We aim to integrate cervical cancer screening and treatment services into HIV and sexual and reproductive health services. HIV platforms are ready-made entry points for low-cost cervical cancer services and wider health service coverage for young women and girls.

An awareness event was held in October at Malkerns Country Club we touched on; HIV, GBV, unpack the SODV Act, and (NCDs). The event was preceded by an aerobics exercise then sensitizations on the above mentioned topics were conducted. Screenings on HIV/AIDS, Breast cancer, Cervical cancer, Glucose as well as BMI was done. The likelihood that a woman living with HIV will develop invasive cervical cancer is up to five times higher than for a woman who is not living with HIV. The overall risk of HIV acquisition among women is doubled when they have had a human papillomavirus (HPV) infection. To save a woman’s life by ensuring that she has access to antiretroviral therapy for HIV, yet she dies from cervical cancer, is unacceptable. The main focus is on breaking down silos and building bridges between HIV and cervical cancer programmes because we know that synergies save lives.


An important lesson learned from the AIDS response is that civil society and communities have to be at the centre. Networks of women living with HIV and women’s rights and youth movements are formidable allies. They have fought for an AIDS response rooted in human rights, social justice and sexual and reproductive health and rights and can mobilize, advocate and create demand for services. Civil society must also keep us on track to end stigma and discrimination, including in health-care settings. Communities can also provide direct services for HIV, cervical cancer and other diseases. And, through building and maintaining relationships with other health workers in the community, you may be able to partner on health initiatives that allow you to reach new audiences. Using these community volunteers to mobilise information and all our media platforms to mobilise the event. We used our website, Facebook page, radio, flyers, and health talks to sensitize the community on this campaign.
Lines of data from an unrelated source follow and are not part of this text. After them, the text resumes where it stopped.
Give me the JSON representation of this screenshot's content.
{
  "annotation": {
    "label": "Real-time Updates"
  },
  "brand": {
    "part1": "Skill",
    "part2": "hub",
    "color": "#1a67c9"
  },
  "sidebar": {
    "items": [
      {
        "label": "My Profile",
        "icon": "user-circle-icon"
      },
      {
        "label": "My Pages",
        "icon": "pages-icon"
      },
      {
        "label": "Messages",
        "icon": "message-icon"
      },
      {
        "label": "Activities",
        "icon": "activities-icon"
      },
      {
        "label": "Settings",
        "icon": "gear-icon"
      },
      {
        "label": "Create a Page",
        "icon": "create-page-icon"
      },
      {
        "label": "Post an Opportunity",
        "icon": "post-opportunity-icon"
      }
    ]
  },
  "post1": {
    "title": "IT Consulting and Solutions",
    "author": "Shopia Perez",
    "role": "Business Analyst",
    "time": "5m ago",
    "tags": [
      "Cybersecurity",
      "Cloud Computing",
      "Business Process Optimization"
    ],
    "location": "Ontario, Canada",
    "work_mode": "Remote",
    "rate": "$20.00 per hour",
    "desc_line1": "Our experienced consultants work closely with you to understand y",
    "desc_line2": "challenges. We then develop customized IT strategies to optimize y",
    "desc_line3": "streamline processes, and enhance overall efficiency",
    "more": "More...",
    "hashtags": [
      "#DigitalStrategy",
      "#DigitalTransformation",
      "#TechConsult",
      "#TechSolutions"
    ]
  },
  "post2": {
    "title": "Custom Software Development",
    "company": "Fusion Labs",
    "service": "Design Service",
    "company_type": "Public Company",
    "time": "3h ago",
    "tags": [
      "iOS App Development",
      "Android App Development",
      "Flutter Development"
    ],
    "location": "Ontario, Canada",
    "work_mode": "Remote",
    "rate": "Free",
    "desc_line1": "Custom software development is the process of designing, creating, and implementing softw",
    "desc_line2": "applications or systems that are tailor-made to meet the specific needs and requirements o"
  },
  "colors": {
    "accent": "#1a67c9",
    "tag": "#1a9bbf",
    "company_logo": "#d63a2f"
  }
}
The anticipated participation was not achieved. We can achieve improved health outcomes, mobilize demand for services, reach people with services difficult to reach with formal health systems, support health systems strengthening, mobilize political leadership, change social attitudes and norms, and create an enabling environment that promotes equal access. This could be sustained with increased community participation. There is a lot that needs to be done to get the community to get used to these kinds of interventions. This includes; the actual acknowledgement of service s provided in the town, utilising those services and behaviour change.